The reasons may be two-fold: (1) Health care is a defensive segment, and typically produces both smaller declines in corrective phases as well as smaller surges in recoveries, and (2) Health care legislative reform uncertainty has everyone tied in knots. It’s this latter reason that pundits differ on what will happen next.

Some soapbox speakers like Jim Cramer believe that, when legislation passes, it’ll kill the overall market; health care certainly won’t be spared as a defensive haven. Still, other analysts harp on the profit-reducing nature of likely regulation, as private health providers and drug makers could be rendered impotent.

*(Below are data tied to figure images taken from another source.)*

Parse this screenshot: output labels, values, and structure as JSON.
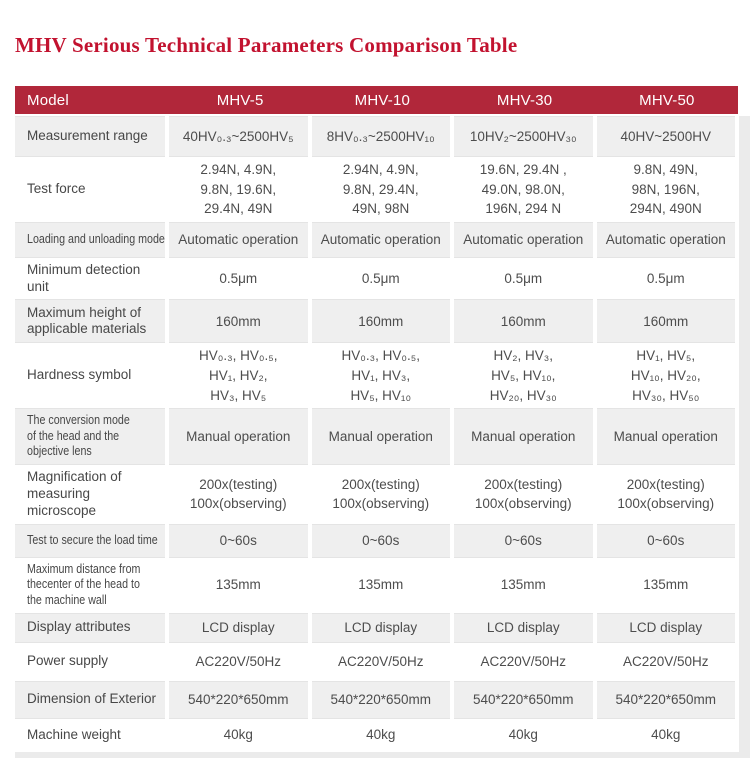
{
  "page": {
    "title": "MHV Serious Technical Parameters Comparison Table"
  },
  "colors": {
    "title_text": "#c2122f",
    "header_bg": "#b1273a",
    "header_text": "#ffffff",
    "row_alt_bg": "#efefef",
    "row_plain_bg": "#ffffff",
    "edge_strip": "#ebebeb",
    "body_text": "#4d4d4d"
  },
  "table": {
    "header": [
      "Model",
      "MHV-5",
      "MHV-10",
      "MHV-30",
      "MHV-50"
    ],
    "rows": [
      {
        "label": "Measurement range",
        "values": [
          "40HV₀.₃~2500HV₅",
          "8HV₀.₃~2500HV₁₀",
          "10HV₂~2500HV₃₀",
          "40HV~2500HV"
        ]
      },
      {
        "label": "Test force",
        "values": [
          "2.94N, 4.9N,\n9.8N, 19.6N,\n29.4N, 49N",
          "2.94N, 4.9N,\n9.8N, 29.4N,\n49N, 98N",
          "19.6N, 29.4N ,\n49.0N, 98.0N,\n196N, 294 N",
          "9.8N, 49N,\n98N, 196N,\n294N, 490N"
        ]
      },
      {
        "label": "Loading and unloading mode",
        "values": [
          "Automatic operation",
          "Automatic operation",
          "Automatic operation",
          "Automatic operation"
        ]
      },
      {
        "label": "Minimum detection unit",
        "values": [
          "0.5μm",
          "0.5μm",
          "0.5μm",
          "0.5μm"
        ]
      },
      {
        "label": "Maximum height of applicable materials",
        "values": [
          "160mm",
          "160mm",
          "160mm",
          "160mm"
        ]
      },
      {
        "label": "Hardness symbol",
        "values": [
          "HV₀.₃, HV₀.₅,\nHV₁, HV₂,\nHV₃, HV₅",
          "HV₀.₃, HV₀.₅,\nHV₁, HV₃,\nHV₅, HV₁₀",
          "HV₂, HV₃,\nHV₅, HV₁₀,\nHV₂₀, HV₃₀",
          "HV₁, HV₅,\nHV₁₀, HV₂₀,\nHV₃₀, HV₅₀"
        ]
      },
      {
        "label": "The conversion mode of the head and the objective lens",
        "values": [
          "Manual operation",
          "Manual operation",
          "Manual operation",
          "Manual operation"
        ]
      },
      {
        "label": "Magnification of measuring microscope",
        "values": [
          "200x(testing)\n100x(observing)",
          "200x(testing)\n100x(observing)",
          "200x(testing)\n100x(observing)",
          "200x(testing)\n100x(observing)"
        ]
      },
      {
        "label": "Test to secure the load time",
        "values": [
          "0~60s",
          "0~60s",
          "0~60s",
          "0~60s"
        ]
      },
      {
        "label": "Maximum distance from thecenter of the head to the machine wall",
        "values": [
          "135mm",
          "135mm",
          "135mm",
          "135mm"
        ]
      },
      {
        "label": "Display attributes",
        "values": [
          "LCD display",
          "LCD display",
          "LCD display",
          "LCD display"
        ]
      },
      {
        "label": "Power supply",
        "values": [
          "AC220V/50Hz",
          "AC220V/50Hz",
          "AC220V/50Hz",
          "AC220V/50Hz"
        ]
      },
      {
        "label": "Dimension of Exterior",
        "values": [
          "540*220*650mm",
          "540*220*650mm",
          "540*220*650mm",
          "540*220*650mm"
        ]
      },
      {
        "label": "Machine weight",
        "values": [
          "40kg",
          "40kg",
          "40kg",
          "40kg"
        ]
      }
    ]
  }
}
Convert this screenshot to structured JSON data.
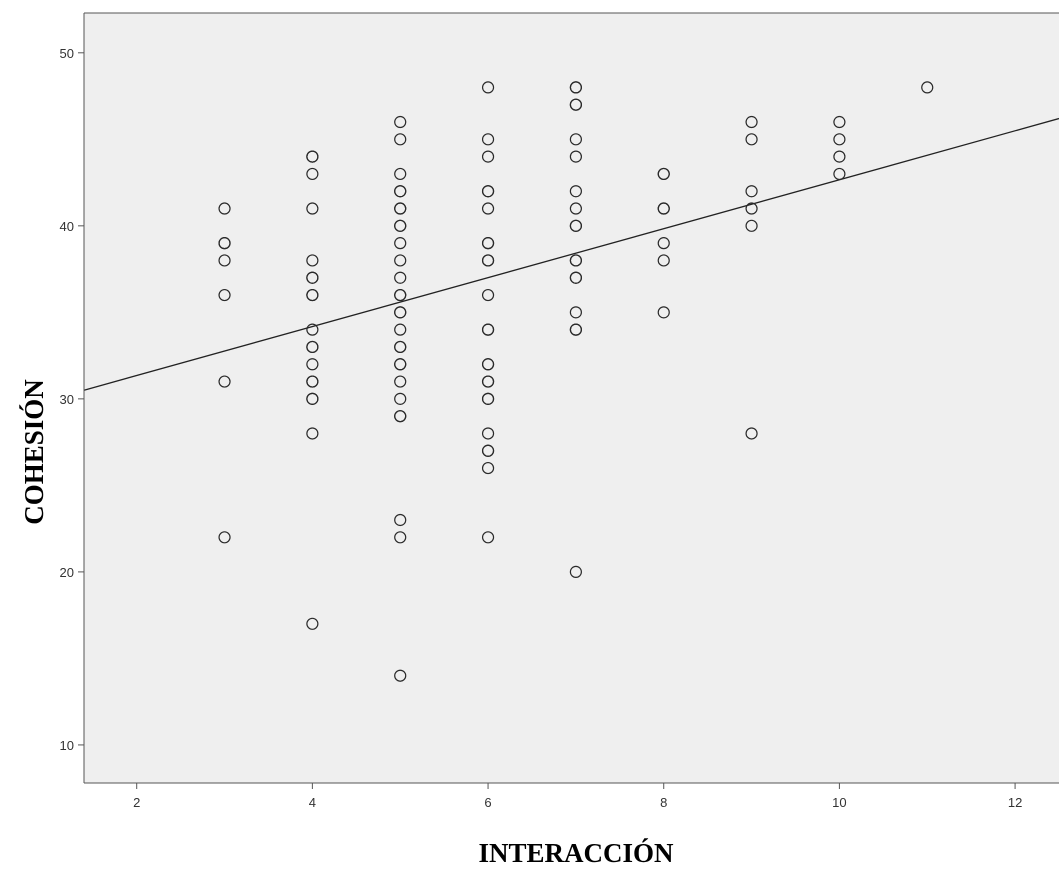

Yet I am going to take a contrarian angle on this one. New law or no law, it’s the uncertainty that is keeping folks away. Once there’s a semblance of certainty about the “new rules” of health care, investors might just like what they see.

And here’s why:

1. Cheap. Health care stocks normally trade at a 4%-5% premium to the broader S&P 500. They’re currently trading at a 15% discount to the S&P 500’s price-to-earnings. Not surprisingly, then, SPDR Select Health Care (XLV) has lagged the SPDR S&P 500 Trust (SPY) by roughly 20% over the last year.

SPY and XLV One Year

2. An Uptrend Is an Uptrend. Not only is XLV’s P/E trading at 0.85 of the S&P 500, but XLV has maintained a steady uptrend above its long-term 200-day MAs. Technical analysts certainly can’t complain.

XLV 200-Day MA

3. Heads You Win, Tails You Win. Okay, let’s say Dems manage to get some form of health care legislation passed. Maybe there’s a 70% probability of that occurring. Well, in this scenario, you still have greater clarity on what the numbers, procedures and rules are regarding health care in America. The increased certainty provides one with a better opportunity to see that there’s still profitable enterprises in health care stocks.

Oh… and there’s still another possibility. Health care reform fails. Might the gains be monumental for SPDR Select Health Care (XLV) if the entire reform issue is dropped for 2010?

Disclosure Statement: Gary Gordon, MS, CFP is the president of Pacific Park Financial, Inc., a Registered Investment Adviser with the SEC. The company and/or its clients may hold positions in the ETFs, mutual funds and/or index funds mentioned above. The company does not receive compensation from any of the fund providers covered in this feature. Moreover, the commentary does not constitute individualized investment advice. The opinions offered herein are not personalized recommendations to buy, sell or hold securities.